Durov ist aufgrund seiner Führung bei Telegram eine umstrittene Persönlichkeit, vor allem weil er im Allgemeinen nicht mit Aufrufen zur Moderation von Inhalten auf der Plattform kooperiert hat. In gewisser Weise positionierte ihn dies als Verteidiger der freien Meinungsäußerung gegen staatliche Zensur, machte Telegram aber auch zu einem Zufluchtsort für Hassreden, kriminelle Aktivitäten und Missbrauch. Darüber hinaus wird die Plattform oft als sicheres Kommunikationstool dargestellt, viele ihrer Funktionen sind jedoch standardmäßig offen und zugänglich.

„Telegram ist nicht in erster Linie ein verschlüsselter Nachrichtendienst. Die meisten Menschen nutzen es fast wie ein soziales Netzwerk und nutzen keine seiner Funktionen mit Ende-zu-Ende-Verschlüsselung“, sagt John Scott-Railton, leitender Forscher bei Citizen Lab. „Dies impliziert, dass Telegram über ein breites Spektrum an Möglichkeiten und Zugang verfügt, um möglicherweise Inhalte zu moderieren und auf rechtliche Anfragen zu reagieren.“ Damit steht Pavel Durov im Mittelpunkt aller Arten möglichen Drucks der Regierung. »

Darüber hinaus stellen viele Forscher die Frage, ob die Ende-zu-Ende-Verschlüsselung von Telegram dauerhaft ist, wenn Benutzer sie aktivieren.

Der französische Präsident Emmanuel Macron sagte am Montag in den sozialen Medien: „Frankreich ist der Meinungs- und Kommunikationsfreiheit zutiefst verpflichtet … Die Festnahme des Präsidenten von Telegram auf französischem Boden erfolgte im Rahmen eines laufenden Ermittlungsverfahrens. Dies ist keineswegs eine politische Entscheidung.“

Die Verhaftung von Durov schürt jedoch Befürchtungen, dass der Schritt die Stabilität von Telegram gefährden und die Plattform schwächen könnte. Der Fall scheint auch Auswirkungen auf langjährige Debatten auf der ganzen Welt über die Moderation sozialer Medien, den Einfluss der Regierung und den Einsatz lebenserhaltender Ende-zu-Ende-Verschlüsselung zu haben.

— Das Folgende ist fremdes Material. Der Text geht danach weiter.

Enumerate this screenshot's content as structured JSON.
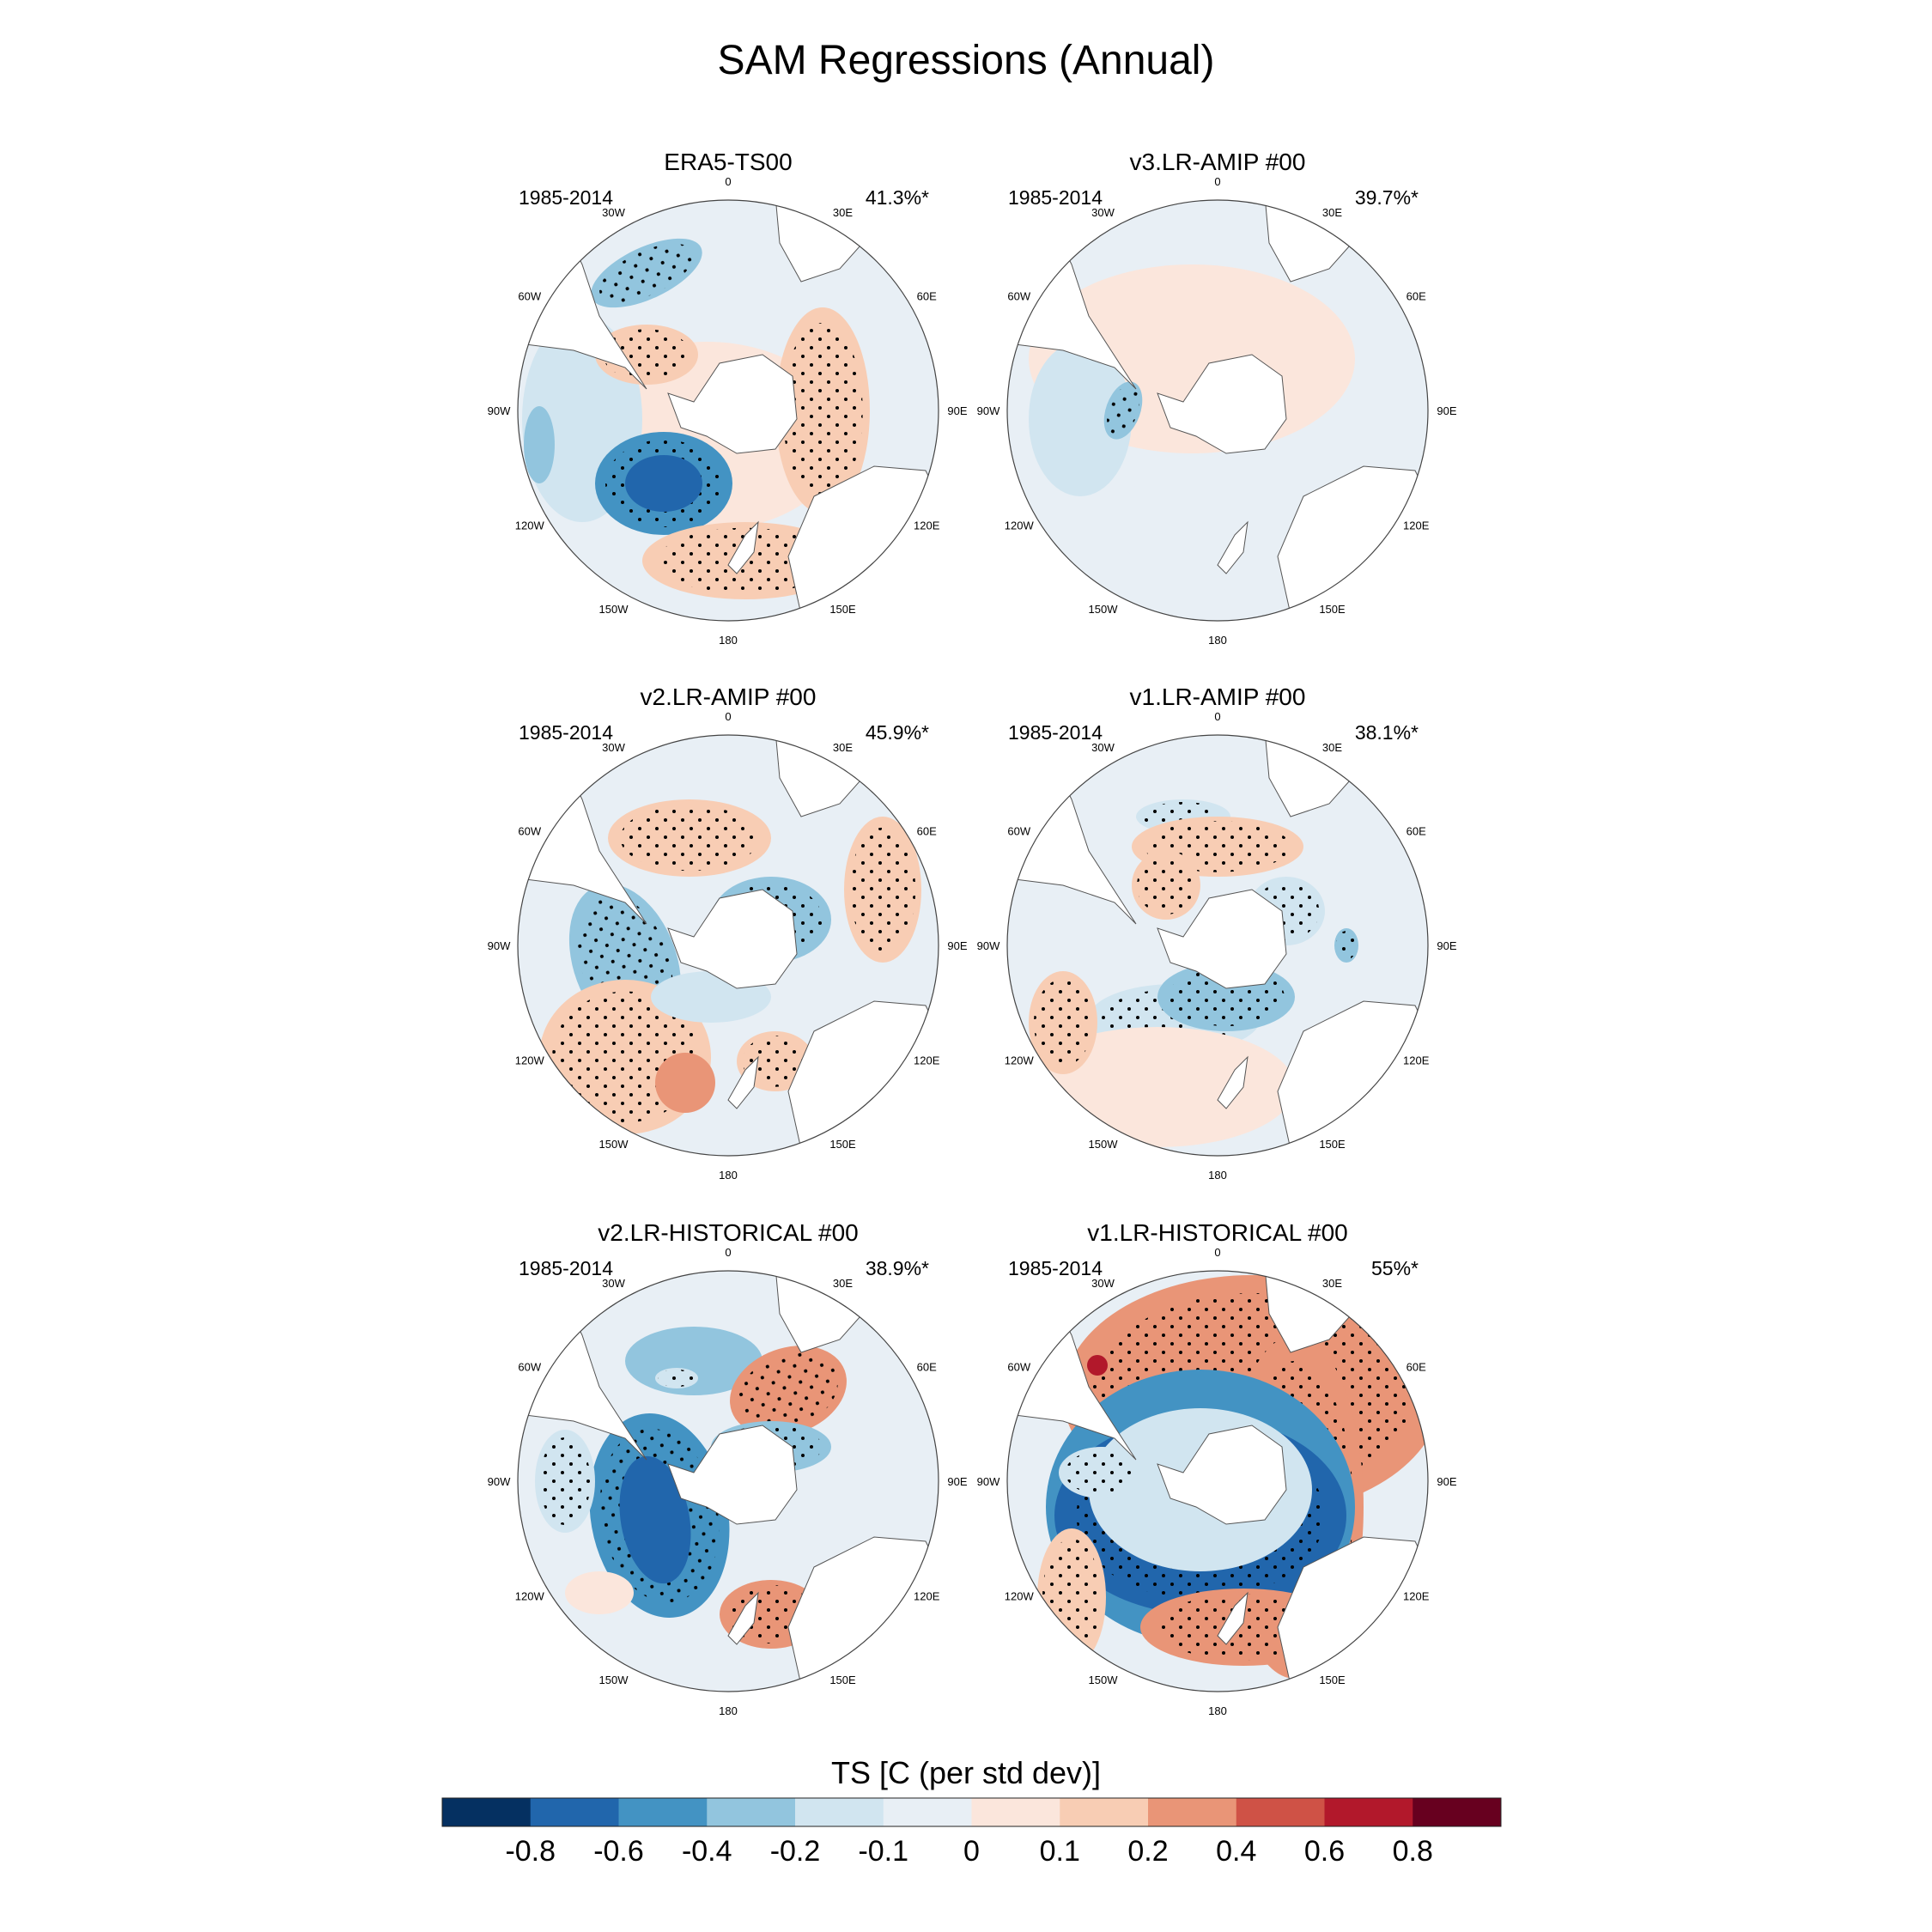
{
  "figure": {
    "title": "SAM Regressions (Annual)"
  },
  "panels": [
    {
      "title": "ERA5-TS00",
      "period": "1985-2014",
      "variance": "41.3%*",
      "pattern": "era5"
    },
    {
      "title": "v3.LR-AMIP  #00",
      "period": "1985-2014",
      "variance": "39.7%*",
      "pattern": "v3amip"
    },
    {
      "title": "v2.LR-AMIP  #00",
      "period": "1985-2014",
      "variance": "45.9%*",
      "pattern": "v2amip"
    },
    {
      "title": "v1.LR-AMIP  #00",
      "period": "1985-2014",
      "variance": "38.1%*",
      "pattern": "v1amip"
    },
    {
      "title": "v2.LR-HISTORICAL  #00",
      "period": "1985-2014",
      "variance": "38.9%*",
      "pattern": "v2hist"
    },
    {
      "title": "v1.LR-HISTORICAL  #00",
      "period": "1985-2014",
      "variance": "55%*",
      "pattern": "v1hist"
    }
  ],
  "map": {
    "projection": "south polar stereographic",
    "longitude_labels": [
      "0",
      "30E",
      "60E",
      "90E",
      "120E",
      "150E",
      "180",
      "150W",
      "120W",
      "90W",
      "60W",
      "30W"
    ]
  },
  "colorbar": {
    "title": "TS [C (per std dev)]",
    "tick_labels": [
      "-0.8",
      "-0.6",
      "-0.4",
      "-0.2",
      "-0.1",
      "0",
      "0.1",
      "0.2",
      "0.4",
      "0.6",
      "0.8"
    ],
    "colors": [
      "#053061",
      "#2166ac",
      "#4393c3",
      "#92c5de",
      "#d1e5f0",
      "#e8eff5",
      "#fbe6dc",
      "#f8cdb4",
      "#e99577",
      "#cf5246",
      "#b2182b",
      "#67001f"
    ]
  }
}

Laut Lavite löst dieser Fall durchaus Debatten über „das Gleichgewicht zwischen dem Recht auf verschlüsselte Kommunikation und Meinungsfreiheit einerseits und dem Schutz der Nutzer – der Moderation von Inhalten – andererseits“ aus. Sie stellt jedoch fest, dass es viele Informationen über die Ermittlungen gibt, die noch unbekannt sind, und dass es „viele Grauzonen“ gibt.

Am Montagnachmittag schien Telegram einen Anstieg der Downloads zu verzeichnen und rückte im App-Ranking des Apple App Store in den USA vom 18. auf den 8. Platz vor. Weltweit stiegen die Downloads auf iOS um 4 % und in Frankreich belegte die App den ersten Platz in der App Store-Social-Media-Kategorie und den dritten Platz insgesamt.